Le congé payé : un droit fondamental… mais une réparation sous condition
Le droit au repos constitue une garantie essentielle du droit du travail, encadrée par la loi et par le droit européen. L’employeur est tenu non seulement d’accorder les congés, mais aussi d’en permettre concrètement la prise. Toutefois, que se passe-t-il lorsque le contrat prend fin et que le salarié n’a pas pu profiter de ses jours de repos ? Si l’indemnité compensatrice est systématiquement due, peut-il également réclamer des dommages intérêts ? Dans un arrêt remarqué rendu le 11 mars 2025 (n° 23-16.415), la Cour de cassation répond avec fermeté : sans preuve de préjudice distinct, pas d’indemnisation complémentaire.
Le droit applicable : entre repos obligatoire et prévention des risques
Le Code du travail, à son article L. 3141-1, ouvre droit à un congé annuel payé de 2,5 jours ouvrables par mois travaillé. Ce droit s’inscrit dans un ensemble plus large d’obligations pesant sur l’employeur, notamment celles de protection de la santé physique et mentale du salarié (articles L. 4121-1 et L. 4121-2). À l’échelle européenne, la directive 2003/88/CE du 4 novembre 2003 consacre le congé annuel comme un impératif de santé publique. Ces textes imposent à l’employeur une véritable organisation du repos de son personnel, sous peine de sanction. Mais le régime de cette sanction est précisément ce qu’interroge l’arrêt de 2025.
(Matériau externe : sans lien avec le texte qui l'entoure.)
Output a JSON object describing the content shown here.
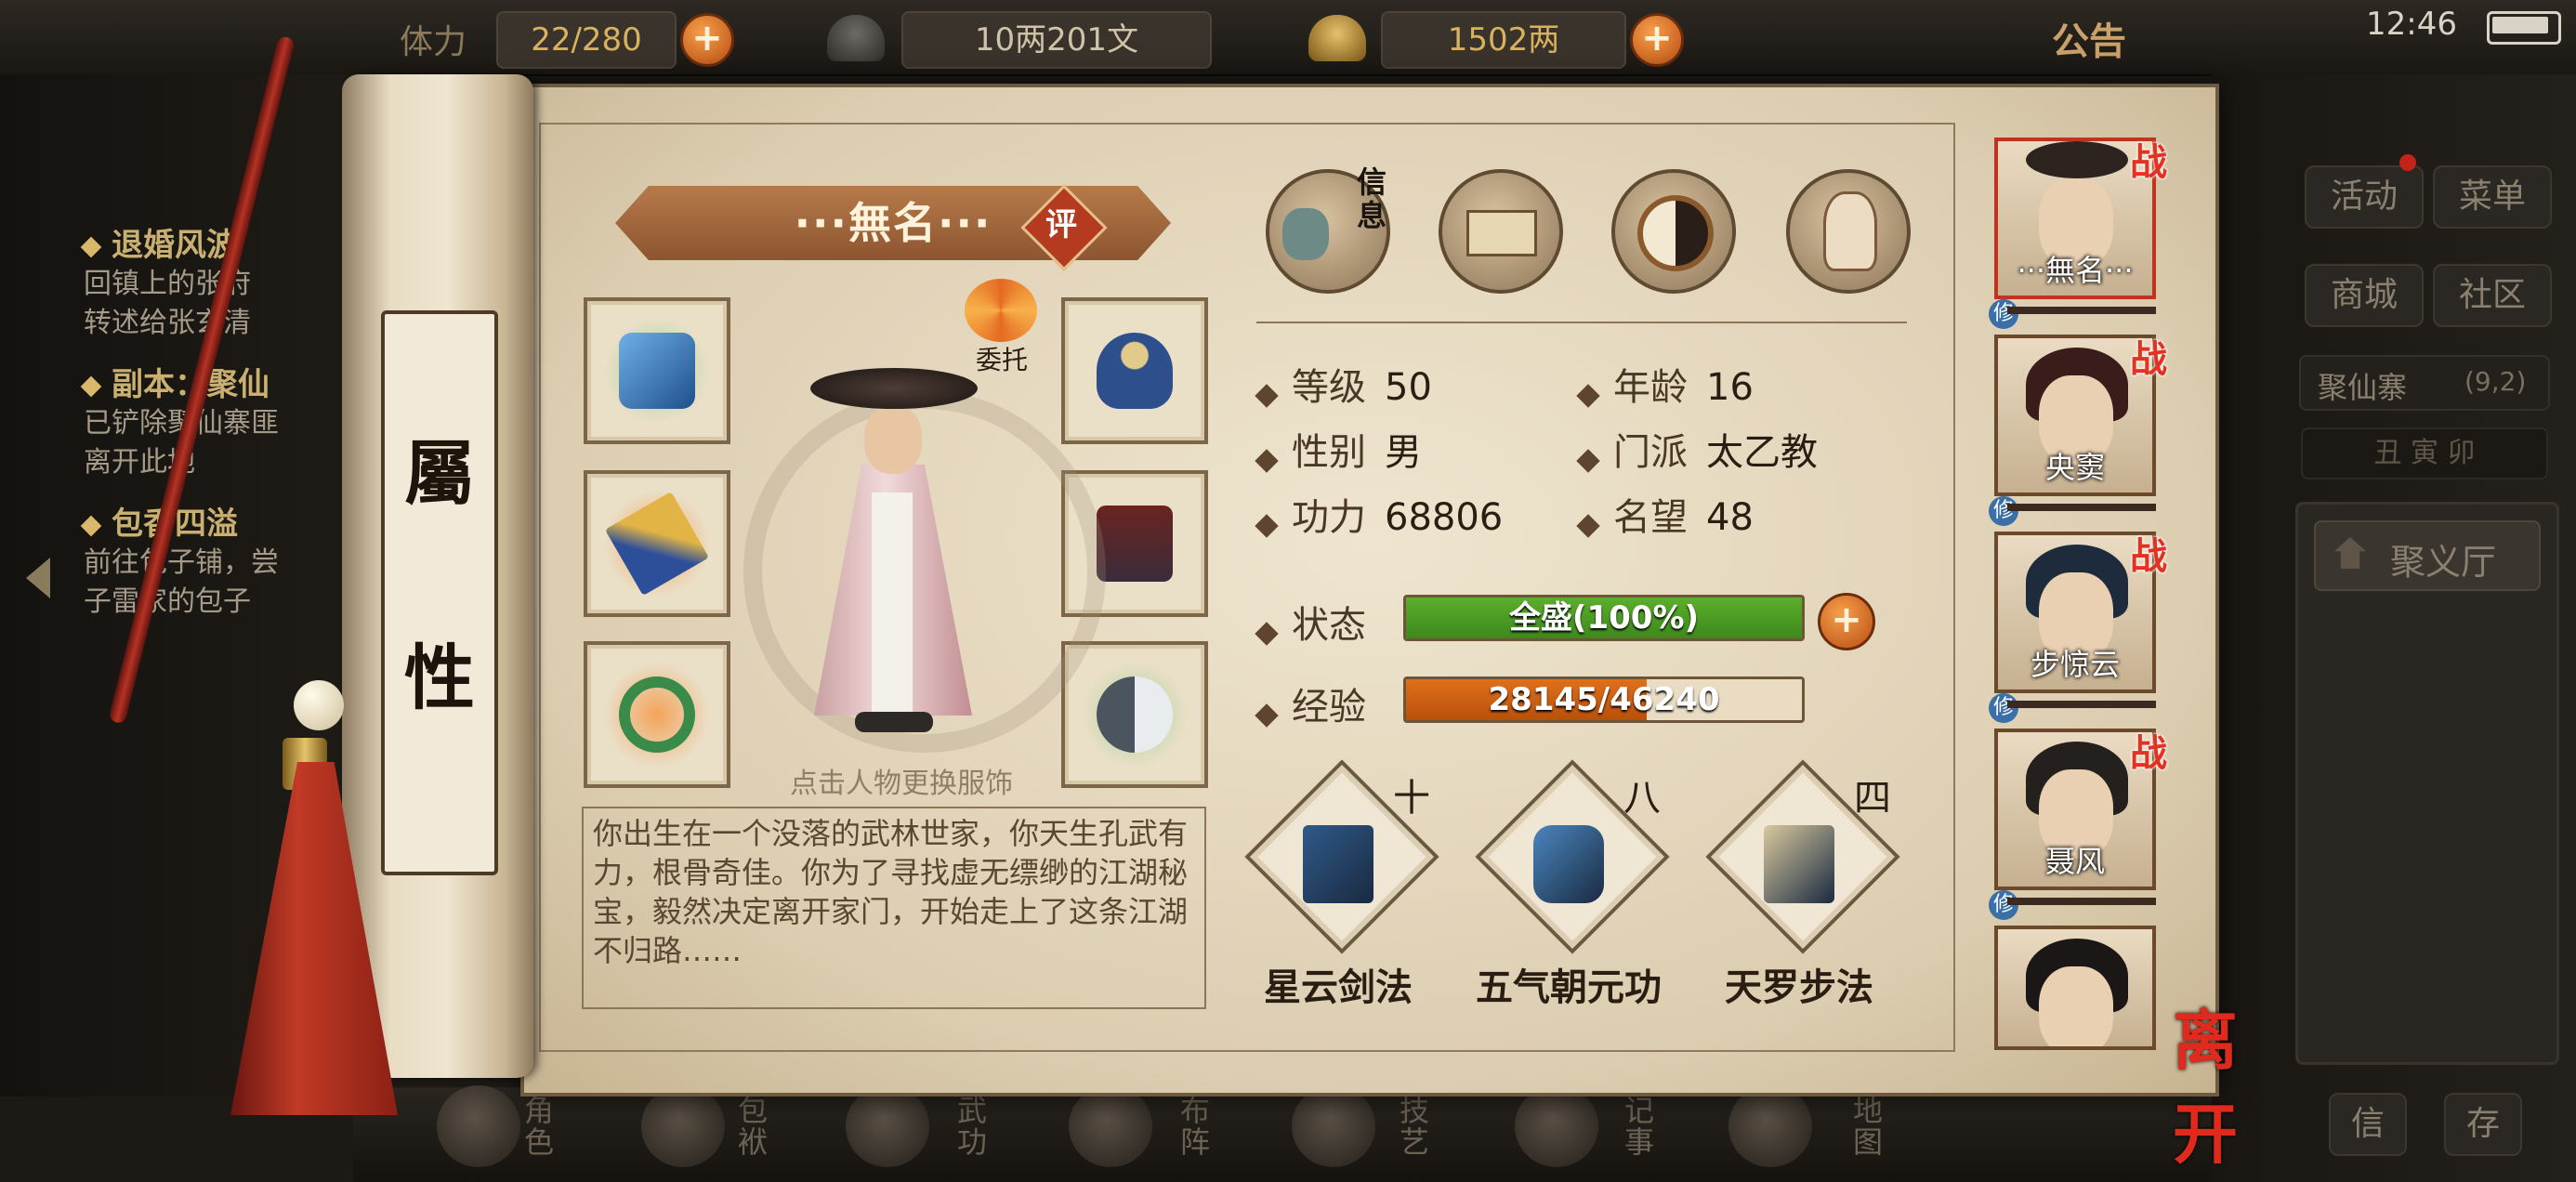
{
  "status": {
    "time": "12:46"
  },
  "top_bar": {
    "stamina_label": "体力",
    "stamina_value": "22/280",
    "silver": "10两201文",
    "gold": "1502两",
    "announcement": "公告"
  },
  "quests": [
    {
      "title": "退婚风波",
      "lines": [
        "回镇上的张府",
        "转述给张玄清"
      ]
    },
    {
      "title": "副本：聚仙",
      "lines": [
        "已铲除聚仙寨匪",
        "离开此地"
      ]
    },
    {
      "title": "包香四溢",
      "lines": [
        "前往包子铺，尝",
        "子雷家的包子"
      ]
    }
  ],
  "side_menu": {
    "activity": "活动",
    "menu": "菜单",
    "shop": "商城",
    "community": "社区",
    "location_name": "聚仙寨",
    "location_coords": "(9,2)",
    "time_branches": "丑 寅 卯",
    "hall": "聚义厅",
    "chat1": "信",
    "chat2": "存"
  },
  "bottom_nav": [
    "角色",
    "包袱",
    "武功",
    "布阵",
    "技艺",
    "记事",
    "地图"
  ],
  "scroll": {
    "char1": "屬",
    "char2": "性"
  },
  "character": {
    "name": "···無名···",
    "rate_badge": "评",
    "entrust_label": "委托",
    "change_outfit_hint": "点击人物更换服饰",
    "bio": "你出生在一个没落的武林世家，你天生孔武有力，根骨奇佳。你为了寻找虚无缥缈的江湖秘宝，毅然决定离开家门，开始走上了这条江湖不归路……"
  },
  "tabs": {
    "info_label": "信息"
  },
  "stats": {
    "level_label": "等级",
    "level": "50",
    "age_label": "年龄",
    "age": "16",
    "gender_label": "性别",
    "gender": "男",
    "sect_label": "门派",
    "sect": "太乙教",
    "power_label": "功力",
    "power": "68806",
    "fame_label": "名望",
    "fame": "48",
    "state_label": "状态",
    "state_text": "全盛(100%)",
    "state_percent": 100,
    "exp_label": "经验",
    "exp_text": "28145/46240",
    "exp_current": 28145,
    "exp_max": 46240
  },
  "skills": [
    {
      "name": "星云剑法",
      "level": "十",
      "color": "#2f5a8a"
    },
    {
      "name": "五气朝元功",
      "level": "八",
      "color": "#4a86c0"
    },
    {
      "name": "天罗步法",
      "level": "四",
      "color": "#d9c9a0"
    }
  ],
  "roster": [
    {
      "name": "···無名···",
      "war": "战",
      "hair": "#2d2420"
    },
    {
      "name": "央窦",
      "war": "战",
      "hair": "#3a1c1a"
    },
    {
      "name": "步惊云",
      "war": "战",
      "hair": "#1e2b3c"
    },
    {
      "name": "聂风",
      "war": "战",
      "hair": "#24201e"
    },
    {
      "name": "",
      "war": "",
      "hair": "#1b1716"
    }
  ],
  "roster_badge": "修",
  "leave_button": "离开",
  "colors": {
    "state_bar": "#5cae2c",
    "exp_bar": "#e0701a",
    "accent_red": "#e23222"
  }
}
Une jurisprudence de plus en plus exigeante
Depuis plusieurs années, la Cour de cassation affine sa position. En 2017 déjà, elle exigeait de l’employeur qu’il prouve avoir effectivement permis au salarié d’exercer son droit à congé. En 2023, elle allait plus loin, en affirmant que l’indemnité compensatrice de congés payés pouvait suffire à réparer le manquement, à condition qu’aucun autre dommage ne soit démontré. L’arrêt du 11 mars 2025 parachève cette construction : la réparation automatique est exclue. Le salarié doit prouver avoir subi un préjudice distinct, réel et concret, pour espérer une indemnisation supplémentaire.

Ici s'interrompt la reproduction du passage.